= Thangjam Arunkumar =

Indian politician

Thangjam Arunkumar (born 1967) is an Indian politician from Manipur. He is an MLA from Wangkhei Assembly constituency in Imphal East District. He won the 2022 Manipur Legislative Assembly election, representing the Janata Dal (United). In September 2022, he along with four other JD (U) MLAs, joined the BJP.

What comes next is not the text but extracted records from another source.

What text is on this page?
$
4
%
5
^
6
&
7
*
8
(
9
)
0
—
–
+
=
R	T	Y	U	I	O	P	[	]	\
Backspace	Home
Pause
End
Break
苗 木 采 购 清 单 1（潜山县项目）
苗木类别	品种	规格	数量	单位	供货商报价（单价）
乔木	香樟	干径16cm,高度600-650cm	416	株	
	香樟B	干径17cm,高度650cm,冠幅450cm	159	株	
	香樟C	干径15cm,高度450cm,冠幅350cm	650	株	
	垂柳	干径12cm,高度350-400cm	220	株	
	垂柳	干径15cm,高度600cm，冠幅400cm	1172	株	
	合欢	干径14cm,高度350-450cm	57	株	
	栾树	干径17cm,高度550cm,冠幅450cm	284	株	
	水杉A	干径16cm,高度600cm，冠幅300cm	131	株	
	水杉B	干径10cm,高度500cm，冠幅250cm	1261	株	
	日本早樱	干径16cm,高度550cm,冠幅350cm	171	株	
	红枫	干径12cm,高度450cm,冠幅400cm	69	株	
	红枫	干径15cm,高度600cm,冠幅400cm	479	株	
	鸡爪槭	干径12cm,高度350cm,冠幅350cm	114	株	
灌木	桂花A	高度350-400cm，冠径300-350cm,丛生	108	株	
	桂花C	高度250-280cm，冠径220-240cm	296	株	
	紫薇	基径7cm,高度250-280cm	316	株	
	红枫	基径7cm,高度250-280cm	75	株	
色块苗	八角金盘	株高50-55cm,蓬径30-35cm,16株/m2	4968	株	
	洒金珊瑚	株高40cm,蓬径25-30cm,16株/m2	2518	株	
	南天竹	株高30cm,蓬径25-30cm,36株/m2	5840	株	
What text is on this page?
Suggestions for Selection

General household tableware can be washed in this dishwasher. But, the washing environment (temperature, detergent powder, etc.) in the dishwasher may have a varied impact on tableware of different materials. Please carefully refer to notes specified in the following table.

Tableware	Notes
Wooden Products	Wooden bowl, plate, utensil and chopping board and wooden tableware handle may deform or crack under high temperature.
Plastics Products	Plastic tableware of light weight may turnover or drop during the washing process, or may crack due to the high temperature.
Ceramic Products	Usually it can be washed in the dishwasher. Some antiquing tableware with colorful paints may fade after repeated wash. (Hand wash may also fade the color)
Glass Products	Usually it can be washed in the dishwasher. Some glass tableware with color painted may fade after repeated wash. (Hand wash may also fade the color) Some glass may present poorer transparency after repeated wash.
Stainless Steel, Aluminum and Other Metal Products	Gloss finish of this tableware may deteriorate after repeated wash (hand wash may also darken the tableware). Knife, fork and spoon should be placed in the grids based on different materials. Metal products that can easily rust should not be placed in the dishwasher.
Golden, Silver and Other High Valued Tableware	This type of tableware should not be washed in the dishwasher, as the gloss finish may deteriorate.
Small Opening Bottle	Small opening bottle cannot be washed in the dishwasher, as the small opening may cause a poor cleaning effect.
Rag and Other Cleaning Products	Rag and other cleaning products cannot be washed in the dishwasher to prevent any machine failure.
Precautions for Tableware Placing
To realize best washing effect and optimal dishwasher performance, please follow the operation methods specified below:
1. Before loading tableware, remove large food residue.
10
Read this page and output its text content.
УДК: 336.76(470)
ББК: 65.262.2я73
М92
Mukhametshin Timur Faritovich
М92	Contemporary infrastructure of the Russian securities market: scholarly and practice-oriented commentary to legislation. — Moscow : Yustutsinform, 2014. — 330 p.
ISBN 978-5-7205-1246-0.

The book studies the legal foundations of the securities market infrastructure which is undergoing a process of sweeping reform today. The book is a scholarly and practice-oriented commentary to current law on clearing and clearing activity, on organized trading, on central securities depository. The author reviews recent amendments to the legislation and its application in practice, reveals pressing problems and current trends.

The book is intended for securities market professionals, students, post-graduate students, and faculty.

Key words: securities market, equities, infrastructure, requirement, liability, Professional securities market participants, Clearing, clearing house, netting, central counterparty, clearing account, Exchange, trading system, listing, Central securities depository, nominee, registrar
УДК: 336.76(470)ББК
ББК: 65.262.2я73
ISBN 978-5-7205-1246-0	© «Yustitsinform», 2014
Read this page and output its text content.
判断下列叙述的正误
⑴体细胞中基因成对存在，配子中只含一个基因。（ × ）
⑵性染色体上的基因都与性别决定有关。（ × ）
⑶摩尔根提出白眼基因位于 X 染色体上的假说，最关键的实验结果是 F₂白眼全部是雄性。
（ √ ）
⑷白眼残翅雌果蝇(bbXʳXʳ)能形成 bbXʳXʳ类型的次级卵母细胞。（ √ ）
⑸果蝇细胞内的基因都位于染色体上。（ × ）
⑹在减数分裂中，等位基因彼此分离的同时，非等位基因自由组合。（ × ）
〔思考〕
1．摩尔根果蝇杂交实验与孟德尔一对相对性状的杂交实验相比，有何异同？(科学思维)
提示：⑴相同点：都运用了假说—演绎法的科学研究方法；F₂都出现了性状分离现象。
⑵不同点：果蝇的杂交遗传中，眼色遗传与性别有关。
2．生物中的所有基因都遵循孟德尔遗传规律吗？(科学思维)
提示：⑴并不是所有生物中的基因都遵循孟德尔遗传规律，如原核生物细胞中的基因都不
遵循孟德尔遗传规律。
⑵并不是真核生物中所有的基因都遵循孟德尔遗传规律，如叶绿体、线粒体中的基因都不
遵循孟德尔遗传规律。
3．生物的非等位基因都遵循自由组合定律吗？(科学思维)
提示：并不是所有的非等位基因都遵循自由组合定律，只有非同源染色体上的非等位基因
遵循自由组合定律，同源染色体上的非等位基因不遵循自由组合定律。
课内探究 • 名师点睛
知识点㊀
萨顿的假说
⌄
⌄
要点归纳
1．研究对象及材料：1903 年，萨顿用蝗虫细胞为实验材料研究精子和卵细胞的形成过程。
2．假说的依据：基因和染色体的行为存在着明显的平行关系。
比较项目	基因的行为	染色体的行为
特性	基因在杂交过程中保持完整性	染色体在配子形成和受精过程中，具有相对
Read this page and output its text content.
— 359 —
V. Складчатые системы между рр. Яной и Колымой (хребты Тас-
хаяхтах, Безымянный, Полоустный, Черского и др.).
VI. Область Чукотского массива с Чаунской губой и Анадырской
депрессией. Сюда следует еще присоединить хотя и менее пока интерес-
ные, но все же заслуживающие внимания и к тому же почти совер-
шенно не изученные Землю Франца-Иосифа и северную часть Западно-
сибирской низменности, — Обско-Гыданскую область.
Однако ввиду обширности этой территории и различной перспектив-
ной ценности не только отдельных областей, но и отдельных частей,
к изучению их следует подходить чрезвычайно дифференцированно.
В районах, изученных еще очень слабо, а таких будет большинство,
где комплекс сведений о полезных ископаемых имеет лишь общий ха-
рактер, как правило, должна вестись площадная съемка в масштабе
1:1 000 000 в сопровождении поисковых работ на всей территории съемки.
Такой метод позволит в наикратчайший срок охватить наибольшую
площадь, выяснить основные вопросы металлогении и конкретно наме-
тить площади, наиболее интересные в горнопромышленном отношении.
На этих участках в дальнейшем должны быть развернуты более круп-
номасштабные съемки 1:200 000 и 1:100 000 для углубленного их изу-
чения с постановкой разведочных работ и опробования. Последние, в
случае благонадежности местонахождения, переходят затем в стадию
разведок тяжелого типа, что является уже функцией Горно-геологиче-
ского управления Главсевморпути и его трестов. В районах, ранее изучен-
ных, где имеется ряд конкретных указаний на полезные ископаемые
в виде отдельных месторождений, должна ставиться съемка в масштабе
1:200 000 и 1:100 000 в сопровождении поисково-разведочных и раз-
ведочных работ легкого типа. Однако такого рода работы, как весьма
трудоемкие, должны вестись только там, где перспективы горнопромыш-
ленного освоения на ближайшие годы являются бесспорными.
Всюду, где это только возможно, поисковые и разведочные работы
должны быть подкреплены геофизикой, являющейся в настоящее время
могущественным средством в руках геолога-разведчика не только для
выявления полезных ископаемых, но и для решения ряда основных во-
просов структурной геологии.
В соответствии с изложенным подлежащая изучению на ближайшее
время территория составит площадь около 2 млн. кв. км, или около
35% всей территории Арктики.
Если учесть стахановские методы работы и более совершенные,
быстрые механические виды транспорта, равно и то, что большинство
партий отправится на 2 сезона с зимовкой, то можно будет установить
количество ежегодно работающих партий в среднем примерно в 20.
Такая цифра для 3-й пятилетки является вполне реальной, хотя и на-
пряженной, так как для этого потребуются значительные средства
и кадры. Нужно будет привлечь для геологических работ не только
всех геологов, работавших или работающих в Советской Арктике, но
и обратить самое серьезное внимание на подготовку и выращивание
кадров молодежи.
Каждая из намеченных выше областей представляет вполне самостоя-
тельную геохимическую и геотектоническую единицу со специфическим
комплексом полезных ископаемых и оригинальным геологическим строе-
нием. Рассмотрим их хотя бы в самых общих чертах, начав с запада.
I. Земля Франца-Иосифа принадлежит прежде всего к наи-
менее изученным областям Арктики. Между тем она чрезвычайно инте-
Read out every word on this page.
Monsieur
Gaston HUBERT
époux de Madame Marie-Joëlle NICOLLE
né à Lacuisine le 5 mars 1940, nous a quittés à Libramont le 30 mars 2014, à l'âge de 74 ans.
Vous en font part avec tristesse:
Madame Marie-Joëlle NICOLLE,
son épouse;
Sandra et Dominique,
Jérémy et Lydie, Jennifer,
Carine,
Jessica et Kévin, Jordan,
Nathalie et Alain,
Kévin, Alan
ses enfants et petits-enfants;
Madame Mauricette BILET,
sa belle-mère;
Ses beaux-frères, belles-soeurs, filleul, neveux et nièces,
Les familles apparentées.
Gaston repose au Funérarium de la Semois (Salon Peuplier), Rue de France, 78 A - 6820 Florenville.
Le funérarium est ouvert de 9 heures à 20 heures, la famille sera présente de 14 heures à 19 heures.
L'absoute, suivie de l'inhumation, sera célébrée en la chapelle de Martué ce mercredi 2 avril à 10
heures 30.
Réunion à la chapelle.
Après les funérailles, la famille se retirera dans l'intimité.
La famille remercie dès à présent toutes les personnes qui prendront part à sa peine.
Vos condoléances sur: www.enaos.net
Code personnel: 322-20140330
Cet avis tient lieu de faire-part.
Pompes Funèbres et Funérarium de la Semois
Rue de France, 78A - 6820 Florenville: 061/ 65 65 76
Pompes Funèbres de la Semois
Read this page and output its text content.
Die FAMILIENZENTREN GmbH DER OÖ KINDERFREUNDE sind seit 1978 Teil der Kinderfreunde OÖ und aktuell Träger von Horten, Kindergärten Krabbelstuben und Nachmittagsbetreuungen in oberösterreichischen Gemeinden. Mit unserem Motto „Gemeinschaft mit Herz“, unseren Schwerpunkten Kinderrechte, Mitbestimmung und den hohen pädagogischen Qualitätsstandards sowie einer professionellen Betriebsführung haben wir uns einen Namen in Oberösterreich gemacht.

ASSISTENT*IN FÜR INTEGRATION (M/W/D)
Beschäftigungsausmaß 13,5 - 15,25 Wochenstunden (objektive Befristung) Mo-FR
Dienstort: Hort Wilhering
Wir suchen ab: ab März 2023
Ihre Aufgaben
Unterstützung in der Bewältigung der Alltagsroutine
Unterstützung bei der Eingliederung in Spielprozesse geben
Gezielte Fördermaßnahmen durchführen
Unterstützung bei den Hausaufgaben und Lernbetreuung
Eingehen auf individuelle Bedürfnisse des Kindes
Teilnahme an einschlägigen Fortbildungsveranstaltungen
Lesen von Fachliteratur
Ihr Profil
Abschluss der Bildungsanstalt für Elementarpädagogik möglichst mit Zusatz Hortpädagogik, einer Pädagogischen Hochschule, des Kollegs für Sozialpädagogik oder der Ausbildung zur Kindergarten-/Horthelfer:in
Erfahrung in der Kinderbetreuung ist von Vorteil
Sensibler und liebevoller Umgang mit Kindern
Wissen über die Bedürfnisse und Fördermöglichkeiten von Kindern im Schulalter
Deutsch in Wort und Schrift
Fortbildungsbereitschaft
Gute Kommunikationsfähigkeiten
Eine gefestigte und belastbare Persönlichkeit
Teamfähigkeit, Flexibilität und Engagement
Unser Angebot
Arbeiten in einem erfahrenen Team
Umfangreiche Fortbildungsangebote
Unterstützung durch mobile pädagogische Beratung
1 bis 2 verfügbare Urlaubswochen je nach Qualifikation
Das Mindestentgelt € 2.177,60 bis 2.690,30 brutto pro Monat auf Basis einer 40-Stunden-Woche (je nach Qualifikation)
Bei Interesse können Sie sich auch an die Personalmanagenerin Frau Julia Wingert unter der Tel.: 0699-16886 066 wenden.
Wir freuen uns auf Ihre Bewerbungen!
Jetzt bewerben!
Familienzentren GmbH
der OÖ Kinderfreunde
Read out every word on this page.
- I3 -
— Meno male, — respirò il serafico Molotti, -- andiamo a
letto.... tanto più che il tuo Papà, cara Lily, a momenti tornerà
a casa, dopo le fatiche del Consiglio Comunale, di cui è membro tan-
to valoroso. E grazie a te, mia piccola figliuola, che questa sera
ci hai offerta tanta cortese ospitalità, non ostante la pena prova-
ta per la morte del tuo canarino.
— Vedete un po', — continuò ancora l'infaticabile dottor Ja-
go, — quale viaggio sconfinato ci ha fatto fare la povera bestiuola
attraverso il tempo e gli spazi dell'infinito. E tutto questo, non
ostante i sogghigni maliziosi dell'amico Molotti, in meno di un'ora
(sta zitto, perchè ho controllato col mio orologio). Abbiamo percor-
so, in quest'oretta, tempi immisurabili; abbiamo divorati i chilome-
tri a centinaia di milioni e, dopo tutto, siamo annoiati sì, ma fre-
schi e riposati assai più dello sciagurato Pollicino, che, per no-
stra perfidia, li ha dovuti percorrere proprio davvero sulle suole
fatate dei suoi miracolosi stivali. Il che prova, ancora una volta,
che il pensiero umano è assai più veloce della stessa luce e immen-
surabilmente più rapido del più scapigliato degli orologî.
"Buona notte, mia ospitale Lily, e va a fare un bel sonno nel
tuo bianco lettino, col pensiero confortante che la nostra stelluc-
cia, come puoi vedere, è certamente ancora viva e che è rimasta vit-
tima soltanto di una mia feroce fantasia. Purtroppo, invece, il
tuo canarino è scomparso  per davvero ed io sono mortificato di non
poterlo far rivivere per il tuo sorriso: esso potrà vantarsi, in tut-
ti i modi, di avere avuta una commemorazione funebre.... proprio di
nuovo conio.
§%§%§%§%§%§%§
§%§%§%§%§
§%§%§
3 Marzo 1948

== Early life and education ==
Arunkumar is from Lamlong, Lamphel, Imphal East District, Manipur. He is the son of late Thangjam Birchandra. He married Irengbam Purnimashi Devi and they have two children, Sanarik Thangjam and Abothoi Thangjam. He completed his L. L. B. In 1992 at ILS Law College, Pune after his graduation in arts at Christ College, Bangalore in 1989. Earlier, he did his Class 12 in 1985 at D. M. College of Arts, Manipur. He went to school at Tiny Tots Unique School in Imphal and passed his Class 10 in 1983. He runs his own business.

== Career ==
Arunkumar won from Wangkhei Assembly constituency representing the Janata Dal (United) in the 2022 Manipur Legislative Assembly election. In 2022, he polled 11,593 votes and defeated his nearest rival, Okram Henry of the BJP, by a margin of 753 votes. He joined the BJP in September the same year.